Trifling with Visitation is no Trifling Matter
February 2, 2015 § Leave a comment
Some of the most bothersome and galling matters with which family lawyers have to contend are problems with visitation. They can include outright denial of visitation, conflicts during exchanges, interference during visitation, refusal to return a child, and every other atrocity one can conjure up. Those calls on the weekend and in the evenings can wear one to a frazzle.
In the case of Ash v. Ash, 622 So.2d 1264 (Miss. 1993), the MSSC affirmed a chancellor’s modification of custody based on a mother’s obstinate refusal to allow visitation and non-compliance with court orders, which the court described as involving the attention of “two prior chancellors and six attorneys” in more than ten court proceedings before the modification judgment.
In the case of Strait v. Lorenz, handed down January 6, 2015, the COA affirmed a chancellor’s decision to modify custody based on Travis Strait’s long-standing denial of visitation to his ex-wife, Kristy Lorenz. The parties had agreed in their irreconcilable differences divorce that they would share joint legal custody of their daughter, Jane, and that Travis would have “primary physical custody.”
Following the divorce, Kristy filed five times for modification and/or contempt, alleging denial of and interference with visitation in most of the actions. Travis filed actions in California and Hawaii for TRO’s, both of which were vacated. The chancellor in Mississippi denied Travis’s efforts to dismiss for lack of jurisdiction or to remove the case from Mississippi based on forum non conveniens.
In her pleadings, Kristy charged that Travis had sexually abused Jane, so the chancellor appointed a GAL to investigate. The GAL’s report was unfavorable to Travis, and, on Kristy’s motion, the chancellor entered an emergency temporary order changing custody to Kristy until the final hearing.
The chancellor awarded Kristy custody and other relief, and Travis appealed.
On the issue of material change, Judge Griffis of the COA said this:
¶27. In Ash, the chancellor issued various visitation-related restraining orders, emergency orders, and modification orders over the course of five years.

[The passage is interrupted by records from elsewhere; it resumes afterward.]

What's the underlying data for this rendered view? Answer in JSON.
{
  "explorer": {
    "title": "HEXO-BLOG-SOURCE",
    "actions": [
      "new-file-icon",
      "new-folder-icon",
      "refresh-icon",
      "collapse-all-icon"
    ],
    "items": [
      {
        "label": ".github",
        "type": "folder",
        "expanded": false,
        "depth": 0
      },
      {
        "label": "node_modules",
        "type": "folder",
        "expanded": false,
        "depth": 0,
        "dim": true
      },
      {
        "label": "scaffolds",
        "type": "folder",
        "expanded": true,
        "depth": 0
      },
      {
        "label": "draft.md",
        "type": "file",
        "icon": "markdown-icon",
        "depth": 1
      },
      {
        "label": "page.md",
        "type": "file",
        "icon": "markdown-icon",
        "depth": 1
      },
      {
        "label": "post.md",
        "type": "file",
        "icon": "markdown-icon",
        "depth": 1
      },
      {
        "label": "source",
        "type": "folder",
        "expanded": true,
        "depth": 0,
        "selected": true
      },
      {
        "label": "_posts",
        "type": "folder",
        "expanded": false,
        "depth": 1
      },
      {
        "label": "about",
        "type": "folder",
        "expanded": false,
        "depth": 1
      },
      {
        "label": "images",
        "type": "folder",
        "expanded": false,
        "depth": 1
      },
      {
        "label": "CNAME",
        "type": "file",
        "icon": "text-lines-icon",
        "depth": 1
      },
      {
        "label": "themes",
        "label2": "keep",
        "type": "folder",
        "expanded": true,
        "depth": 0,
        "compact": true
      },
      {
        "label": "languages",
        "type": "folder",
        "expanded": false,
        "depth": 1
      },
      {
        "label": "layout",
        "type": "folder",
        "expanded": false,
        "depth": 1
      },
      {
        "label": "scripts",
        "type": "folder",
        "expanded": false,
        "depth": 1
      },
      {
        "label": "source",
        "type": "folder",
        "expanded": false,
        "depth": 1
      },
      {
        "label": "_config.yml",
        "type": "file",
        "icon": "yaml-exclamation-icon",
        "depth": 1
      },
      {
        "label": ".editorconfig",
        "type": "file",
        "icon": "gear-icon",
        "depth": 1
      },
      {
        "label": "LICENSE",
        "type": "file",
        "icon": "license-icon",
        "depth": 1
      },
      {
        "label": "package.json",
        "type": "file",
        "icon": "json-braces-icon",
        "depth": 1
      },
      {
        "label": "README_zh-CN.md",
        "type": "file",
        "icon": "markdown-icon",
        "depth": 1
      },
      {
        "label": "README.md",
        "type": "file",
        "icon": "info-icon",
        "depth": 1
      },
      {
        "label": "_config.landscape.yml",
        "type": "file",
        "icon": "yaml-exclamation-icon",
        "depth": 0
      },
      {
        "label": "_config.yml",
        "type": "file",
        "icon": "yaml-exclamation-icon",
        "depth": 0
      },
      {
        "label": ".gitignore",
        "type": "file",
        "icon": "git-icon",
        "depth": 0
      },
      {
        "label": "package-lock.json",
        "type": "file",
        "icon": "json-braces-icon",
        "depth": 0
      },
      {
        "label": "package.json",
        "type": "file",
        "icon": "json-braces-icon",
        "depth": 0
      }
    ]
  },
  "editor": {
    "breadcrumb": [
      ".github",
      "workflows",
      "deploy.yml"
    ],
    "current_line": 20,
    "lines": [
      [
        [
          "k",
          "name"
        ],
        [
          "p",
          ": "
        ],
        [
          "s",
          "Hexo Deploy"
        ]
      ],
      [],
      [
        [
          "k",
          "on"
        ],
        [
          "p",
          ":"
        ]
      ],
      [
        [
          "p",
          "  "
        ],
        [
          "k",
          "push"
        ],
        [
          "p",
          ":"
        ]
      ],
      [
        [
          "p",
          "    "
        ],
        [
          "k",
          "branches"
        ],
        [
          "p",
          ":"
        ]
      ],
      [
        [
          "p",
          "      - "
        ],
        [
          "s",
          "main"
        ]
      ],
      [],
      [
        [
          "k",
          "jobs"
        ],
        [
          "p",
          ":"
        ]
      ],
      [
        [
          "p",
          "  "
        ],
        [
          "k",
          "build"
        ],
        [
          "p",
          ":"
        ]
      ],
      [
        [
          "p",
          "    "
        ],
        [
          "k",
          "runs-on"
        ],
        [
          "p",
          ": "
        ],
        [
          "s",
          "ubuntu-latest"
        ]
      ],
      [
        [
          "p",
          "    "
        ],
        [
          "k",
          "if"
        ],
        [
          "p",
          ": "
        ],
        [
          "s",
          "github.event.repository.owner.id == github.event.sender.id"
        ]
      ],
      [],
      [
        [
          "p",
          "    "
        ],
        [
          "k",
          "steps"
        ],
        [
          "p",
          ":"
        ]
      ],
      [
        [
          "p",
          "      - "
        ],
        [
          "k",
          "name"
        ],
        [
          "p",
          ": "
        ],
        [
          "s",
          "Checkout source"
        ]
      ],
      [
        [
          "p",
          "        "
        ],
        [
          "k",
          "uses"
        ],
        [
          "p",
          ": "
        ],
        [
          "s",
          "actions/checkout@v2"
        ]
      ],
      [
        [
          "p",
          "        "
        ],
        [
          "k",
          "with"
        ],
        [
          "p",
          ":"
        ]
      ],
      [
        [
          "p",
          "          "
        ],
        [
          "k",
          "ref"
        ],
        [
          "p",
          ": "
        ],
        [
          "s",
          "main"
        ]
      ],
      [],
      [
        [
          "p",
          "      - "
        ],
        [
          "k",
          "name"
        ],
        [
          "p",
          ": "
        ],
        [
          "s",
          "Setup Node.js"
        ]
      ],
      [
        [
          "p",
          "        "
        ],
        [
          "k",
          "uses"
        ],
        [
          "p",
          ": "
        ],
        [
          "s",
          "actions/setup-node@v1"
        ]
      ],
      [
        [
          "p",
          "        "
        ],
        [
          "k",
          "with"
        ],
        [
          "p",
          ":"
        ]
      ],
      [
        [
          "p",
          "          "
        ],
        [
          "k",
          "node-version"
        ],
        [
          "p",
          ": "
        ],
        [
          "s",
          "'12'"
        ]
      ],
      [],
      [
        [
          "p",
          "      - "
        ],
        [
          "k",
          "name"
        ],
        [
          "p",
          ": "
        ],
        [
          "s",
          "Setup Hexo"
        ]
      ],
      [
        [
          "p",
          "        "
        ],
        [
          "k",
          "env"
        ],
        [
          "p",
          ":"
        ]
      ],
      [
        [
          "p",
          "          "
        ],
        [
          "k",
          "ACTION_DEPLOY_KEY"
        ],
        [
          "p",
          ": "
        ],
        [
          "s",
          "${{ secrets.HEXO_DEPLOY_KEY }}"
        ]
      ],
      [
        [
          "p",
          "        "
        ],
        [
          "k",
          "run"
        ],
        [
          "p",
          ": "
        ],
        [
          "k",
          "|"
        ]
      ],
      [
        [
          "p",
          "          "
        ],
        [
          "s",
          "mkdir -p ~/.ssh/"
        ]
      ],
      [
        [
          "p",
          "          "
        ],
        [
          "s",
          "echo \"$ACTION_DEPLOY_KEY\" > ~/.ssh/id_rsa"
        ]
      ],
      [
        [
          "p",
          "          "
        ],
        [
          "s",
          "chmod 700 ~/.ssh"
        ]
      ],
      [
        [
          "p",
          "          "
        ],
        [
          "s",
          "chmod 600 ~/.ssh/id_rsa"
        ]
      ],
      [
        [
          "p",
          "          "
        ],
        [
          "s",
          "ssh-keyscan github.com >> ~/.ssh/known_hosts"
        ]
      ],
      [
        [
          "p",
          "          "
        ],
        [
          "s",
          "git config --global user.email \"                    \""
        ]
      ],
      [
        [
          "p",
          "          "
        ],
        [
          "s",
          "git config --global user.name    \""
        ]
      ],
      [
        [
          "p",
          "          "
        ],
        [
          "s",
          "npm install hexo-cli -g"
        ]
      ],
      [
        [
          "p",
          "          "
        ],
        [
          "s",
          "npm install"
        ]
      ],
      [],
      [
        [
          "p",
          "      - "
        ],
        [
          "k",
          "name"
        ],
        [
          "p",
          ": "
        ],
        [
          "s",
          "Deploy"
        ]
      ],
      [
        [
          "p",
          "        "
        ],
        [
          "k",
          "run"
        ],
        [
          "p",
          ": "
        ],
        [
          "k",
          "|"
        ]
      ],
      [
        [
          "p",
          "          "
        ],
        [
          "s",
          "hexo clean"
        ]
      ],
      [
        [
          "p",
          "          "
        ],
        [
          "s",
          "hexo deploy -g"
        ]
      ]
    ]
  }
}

Id. at 1265. The non-custodial parent then filed another motion to change custody and find the custodial parent in contempt. Id. The chancellor granted the motion, finding a material change in circumstances had occurred. Id. In affirming the chancellor’s ruling, the supreme court found that the visitation dispute was tackled by “two prior chancellors and six attorneys, [and] more than ten court proceedings,” none of which resolved the issue. Id. at 1266.
¶28. The facts in this action are comparable to Ash. As in Ash, the chancellor here contemplated liberal visitation, which was deliberately denied. See id. Also, there was an “onslaught of pleadings . . . stemming from visitation problems,” none of which were resolved by the chancellor’s orders. Id. at 1265.
¶29. Travis admittedly ignored Kristy’s attempts to contact him and would not allow Jane to take Kristy’s phone calls. The chancellor encouraged communication between Kristy and Jane through email and mail, but Travis disabled Jane’s email account that Kristy had created for her and there was testimony that Jane did not receive cards mailed to her. We cannot find the chancellor erred in finding the repeated failure to comply with visitation order was a material change in circumstances, for which contempt orders would not resolve.
¶30. Travis argues that the lack of visitation was not a “change in circumstances,” but rather a foreseeable, continued animosity between the parties that existed from the time of divorce. We cannot find that the chancellor anticipated, at the time of the divorce decree, that Travis would continuously refuse to comply with the visitation orders. Also, we note that no a single act of denying visitation amounted to a material change in circumstances. Rather, as in Ellis [v. Ellis, 952 So.2d 982 (Miss App 2006)], it was the “continued violation of court orders pertaining to visitation and continued hindering of the visitation time” that amounted to a material change in circumstances. Ellis, 952 So. 2d at 990 (¶17) (emphasis in original). Given the severity of the denial of visitation, we cannot find the chancellor abused his discretion in finding the denial of visitation was a material change in circumstances.
So the key is the “severity of the denial of visitation” which, from the cases, must be long-standing and extreme, and most likely involve repeated violations of court orders.
You should note that the proof in Strait included testimony of a mental health professional that the father’s conduct did have an adverse effect on the child. The opinion did not say so, but it apparently is not enough merely to show alienation and interference with contact; rather, the proof must show that the alienating behavior did have an adverse effect on the child, and the testimony of a mental health professional is probably the best means of doing that. In Strait, Travis’s behavior was so adverse that the chancellor characterized his custodial environment as “poisonous.”
I agree that most visitation disputes are more vexing than dangerous, and more paltry than extreme. Yet, if more parents understood that interference with visitation could lead to modification of custody, I believe it would result in far fewer visitation disputes in court.